20 photographies au format 150×200 cm ont pris place sur les grilles extérieures du Palais de la Bourse (côté Canebière), réalisées par 13 photographes : Théo GIACOMETTI, Patrick BOX, Estelle DOEHR, Anthony MICALLEF, France KEYSER, Valérie SUAU, Valérie VREL, Eric FRANCESCHI, Nicolas VALLAURI, Nicolas TUCAT, Robert TERZIAN, Camille DODET, Gilles BADER

Elles sont à découvrir jusqu’au 14 JANVIER 2022. A noter que cette exposition sera également programmée l’été prochain dans le cadre des Rencontres de la photographie d’Arles, 1er festival de photographie de renommée internationale.

Photo © Nicolas VALLAURI

REMISE DU PRIX DU PHOTOJOURNALISME À ANTHONY MICALLEF

A travers ce Prix et l’exposition qui lui est rattachée, le Club de la Presse Marseille Provence Alpes du Sud met en avant et récompense chaque année une profession en souffrance : la photographie de presse. Que ce soit en presse écrite, digitale ou audiovisuelle, jamais l’image n’a occupé une place aussi centrale dans les médias. Paradoxalement, jamais les photographes n’ont eu à travailler dans une telle précarité.

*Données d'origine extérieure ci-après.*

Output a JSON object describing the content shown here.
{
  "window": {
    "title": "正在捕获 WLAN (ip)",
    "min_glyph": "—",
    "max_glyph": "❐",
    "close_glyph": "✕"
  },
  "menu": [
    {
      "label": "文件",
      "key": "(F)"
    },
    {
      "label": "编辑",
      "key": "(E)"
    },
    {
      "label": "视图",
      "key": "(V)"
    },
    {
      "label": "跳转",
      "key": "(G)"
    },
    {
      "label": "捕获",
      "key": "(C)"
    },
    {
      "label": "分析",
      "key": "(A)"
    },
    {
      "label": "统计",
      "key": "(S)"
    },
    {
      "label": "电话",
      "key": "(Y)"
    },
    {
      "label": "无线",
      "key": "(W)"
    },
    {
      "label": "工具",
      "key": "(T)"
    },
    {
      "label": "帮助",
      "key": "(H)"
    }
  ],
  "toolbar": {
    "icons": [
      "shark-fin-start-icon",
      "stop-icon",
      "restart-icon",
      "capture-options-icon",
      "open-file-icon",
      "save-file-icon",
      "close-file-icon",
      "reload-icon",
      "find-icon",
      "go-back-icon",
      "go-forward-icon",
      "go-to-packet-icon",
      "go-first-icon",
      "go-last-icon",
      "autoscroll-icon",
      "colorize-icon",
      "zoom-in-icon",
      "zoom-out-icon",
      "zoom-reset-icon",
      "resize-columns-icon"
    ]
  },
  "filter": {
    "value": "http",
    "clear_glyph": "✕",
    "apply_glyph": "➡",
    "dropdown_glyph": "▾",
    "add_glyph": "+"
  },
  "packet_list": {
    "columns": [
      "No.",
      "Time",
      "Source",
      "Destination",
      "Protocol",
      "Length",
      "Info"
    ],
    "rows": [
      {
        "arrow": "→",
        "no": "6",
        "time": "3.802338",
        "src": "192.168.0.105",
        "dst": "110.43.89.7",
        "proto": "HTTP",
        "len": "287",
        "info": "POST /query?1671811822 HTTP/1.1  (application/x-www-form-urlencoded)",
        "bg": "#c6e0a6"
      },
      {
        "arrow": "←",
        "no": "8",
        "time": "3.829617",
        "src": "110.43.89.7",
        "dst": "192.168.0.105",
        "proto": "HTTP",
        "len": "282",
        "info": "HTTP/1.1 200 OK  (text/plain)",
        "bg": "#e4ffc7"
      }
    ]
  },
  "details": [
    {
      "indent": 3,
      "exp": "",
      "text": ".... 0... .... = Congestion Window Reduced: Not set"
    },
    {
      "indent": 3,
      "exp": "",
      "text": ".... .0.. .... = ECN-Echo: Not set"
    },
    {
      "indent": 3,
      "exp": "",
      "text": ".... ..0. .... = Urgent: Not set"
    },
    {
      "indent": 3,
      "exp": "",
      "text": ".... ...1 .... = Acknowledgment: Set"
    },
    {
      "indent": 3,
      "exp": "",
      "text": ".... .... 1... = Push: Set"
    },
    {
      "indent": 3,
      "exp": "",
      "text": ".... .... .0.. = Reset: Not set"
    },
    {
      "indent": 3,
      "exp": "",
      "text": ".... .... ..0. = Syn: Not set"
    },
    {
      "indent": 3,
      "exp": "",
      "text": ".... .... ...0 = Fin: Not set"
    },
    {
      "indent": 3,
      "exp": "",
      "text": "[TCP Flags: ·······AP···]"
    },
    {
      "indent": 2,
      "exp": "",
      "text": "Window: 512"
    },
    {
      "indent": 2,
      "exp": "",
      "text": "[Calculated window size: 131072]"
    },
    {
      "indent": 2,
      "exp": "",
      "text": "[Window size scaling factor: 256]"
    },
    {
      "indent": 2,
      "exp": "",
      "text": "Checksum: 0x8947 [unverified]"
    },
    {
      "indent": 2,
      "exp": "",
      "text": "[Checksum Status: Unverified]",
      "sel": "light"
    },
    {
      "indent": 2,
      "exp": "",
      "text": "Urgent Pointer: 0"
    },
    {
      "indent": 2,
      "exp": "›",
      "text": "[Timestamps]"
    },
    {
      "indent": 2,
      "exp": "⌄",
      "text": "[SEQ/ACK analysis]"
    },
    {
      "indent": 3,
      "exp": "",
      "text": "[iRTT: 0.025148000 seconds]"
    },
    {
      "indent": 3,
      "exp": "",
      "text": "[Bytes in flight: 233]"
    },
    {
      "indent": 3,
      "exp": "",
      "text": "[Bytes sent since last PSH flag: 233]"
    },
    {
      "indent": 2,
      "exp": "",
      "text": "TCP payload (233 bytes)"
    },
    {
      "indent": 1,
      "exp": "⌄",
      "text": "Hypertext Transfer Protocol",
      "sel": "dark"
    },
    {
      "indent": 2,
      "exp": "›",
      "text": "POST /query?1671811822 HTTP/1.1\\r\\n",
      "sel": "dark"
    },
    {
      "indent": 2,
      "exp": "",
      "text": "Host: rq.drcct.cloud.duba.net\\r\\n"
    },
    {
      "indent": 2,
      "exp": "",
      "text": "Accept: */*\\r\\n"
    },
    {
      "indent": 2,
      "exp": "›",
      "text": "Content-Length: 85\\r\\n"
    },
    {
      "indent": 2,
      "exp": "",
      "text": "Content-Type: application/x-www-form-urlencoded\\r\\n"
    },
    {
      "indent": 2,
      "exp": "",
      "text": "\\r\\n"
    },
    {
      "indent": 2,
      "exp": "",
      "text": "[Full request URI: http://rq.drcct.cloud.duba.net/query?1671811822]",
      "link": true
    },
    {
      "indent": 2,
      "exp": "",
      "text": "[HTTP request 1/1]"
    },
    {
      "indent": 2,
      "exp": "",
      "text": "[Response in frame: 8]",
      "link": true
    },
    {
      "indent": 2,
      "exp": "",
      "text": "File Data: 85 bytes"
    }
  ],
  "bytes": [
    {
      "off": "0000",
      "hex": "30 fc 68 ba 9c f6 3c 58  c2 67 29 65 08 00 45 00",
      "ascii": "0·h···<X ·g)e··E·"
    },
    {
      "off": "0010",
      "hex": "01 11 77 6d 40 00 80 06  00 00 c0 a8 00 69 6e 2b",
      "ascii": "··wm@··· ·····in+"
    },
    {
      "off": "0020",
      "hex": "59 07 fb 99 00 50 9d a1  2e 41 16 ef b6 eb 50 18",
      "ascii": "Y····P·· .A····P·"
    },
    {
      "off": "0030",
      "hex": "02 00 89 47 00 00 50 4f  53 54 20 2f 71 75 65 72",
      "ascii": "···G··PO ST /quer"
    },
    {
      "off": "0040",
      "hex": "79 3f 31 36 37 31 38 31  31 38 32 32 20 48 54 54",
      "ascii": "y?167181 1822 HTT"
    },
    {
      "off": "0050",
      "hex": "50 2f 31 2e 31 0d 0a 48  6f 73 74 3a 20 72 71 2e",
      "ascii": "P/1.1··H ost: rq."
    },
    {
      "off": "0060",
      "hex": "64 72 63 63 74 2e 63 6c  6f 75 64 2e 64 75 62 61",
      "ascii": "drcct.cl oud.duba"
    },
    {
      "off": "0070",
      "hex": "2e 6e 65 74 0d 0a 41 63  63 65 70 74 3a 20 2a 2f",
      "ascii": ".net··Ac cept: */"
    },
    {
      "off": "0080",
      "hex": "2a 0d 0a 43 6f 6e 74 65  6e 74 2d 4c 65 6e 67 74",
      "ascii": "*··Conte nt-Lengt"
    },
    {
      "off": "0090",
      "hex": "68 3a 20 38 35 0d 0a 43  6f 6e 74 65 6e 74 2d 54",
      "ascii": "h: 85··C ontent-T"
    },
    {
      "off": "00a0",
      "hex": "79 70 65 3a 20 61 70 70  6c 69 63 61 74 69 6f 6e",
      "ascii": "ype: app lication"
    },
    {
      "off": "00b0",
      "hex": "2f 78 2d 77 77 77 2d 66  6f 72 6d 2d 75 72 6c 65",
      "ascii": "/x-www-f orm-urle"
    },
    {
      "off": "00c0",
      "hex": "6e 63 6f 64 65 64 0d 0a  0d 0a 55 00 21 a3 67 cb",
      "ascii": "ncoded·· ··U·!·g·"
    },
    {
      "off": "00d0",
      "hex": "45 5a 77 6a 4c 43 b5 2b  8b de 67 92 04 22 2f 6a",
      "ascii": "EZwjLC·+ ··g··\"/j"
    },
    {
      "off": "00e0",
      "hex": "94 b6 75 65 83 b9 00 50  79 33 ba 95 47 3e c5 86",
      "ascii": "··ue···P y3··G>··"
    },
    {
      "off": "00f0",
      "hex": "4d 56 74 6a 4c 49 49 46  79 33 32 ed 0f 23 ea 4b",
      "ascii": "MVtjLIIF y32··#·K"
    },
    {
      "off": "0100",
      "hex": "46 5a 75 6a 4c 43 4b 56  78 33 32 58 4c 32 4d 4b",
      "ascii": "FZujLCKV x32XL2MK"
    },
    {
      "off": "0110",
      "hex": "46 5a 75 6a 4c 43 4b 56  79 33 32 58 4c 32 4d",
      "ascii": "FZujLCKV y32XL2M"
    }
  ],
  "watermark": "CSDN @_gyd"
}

Pour cette 4ème édition, le jury était composé de Claude ALMODOVAR, Président du Jury, photographe, Pierre CIOT (photographe et Président de la SAIF), Daniel COLE (photographe et lauréat du Prix 2020), Luc GEORGET (conservateur en chef du Musée des Beaux-Arts de Marseille), Alain PAIRE (journaliste et écrivain).
Le Crédit Agricole Alpes Provence, la SAIF et le Club de la Presse Marseille Provence Alpes du Sud ont remis à ANTHONY MICALLEF** un chèque de 2 000 €.

DANIEL COLE, lauréat du Prix du Photojournalisme 2021 du Club de la Presse Marseille

Une fanfare marseillaise joue lors de l’inauguration du fast-food social « L’après M » dans un ancien restaurant McDonald’s du quartier Sainte-Marthe dans les quartiers nord de la ville. @Anthony MICALLEF

Basé à Marseille, Anthony MICALLEF est un photoreporter indépendant. Il travaille avec la presse nationale et internationale (Télérama, La Croix, Pèlerin, Le Figaro magazine, le Point…) et avec le Secours Catholique et la Fondation Abbé Pierre. Il est amoureux de la Méditerranée et des pays qui gravitent autour d’elle et attiré comme un aimant par les mondes clos, les interdits et le houmous. Il aime réaliser des immersions au long cours : avec les jeunes militants du FN, avec un sosie d’Elvis Presley, aux Urgences de Créteil, avec les jeunes artistes des Beaux-Arts de Paris et dans un commissariat de police. Il mène depuis 3 ans un projet à Marseille sur le logement indigne et les délogés, nommé « Indigne Toit », dont est né un livre photo.​

REMISE DU PRIX DU JEUNE REPORTER – PRIX ALBERT CAMUS À NICOLAS BEUBLET ET ALICE GAPAIL

Pour sa troisième édition, le PRIX DU JEUNE REPORTER – qui a adopté le nom d’ALBERT CAMUS, homme de théâtre, romancier, philosophe mais aussi journaliste – a pour sa part été attribué à NICOLAS BEUBLET et ALICE GAPAIL, tous deux étudiants à l’École de Journalisme et de Communication d’Aix-Marseille (EJCAM).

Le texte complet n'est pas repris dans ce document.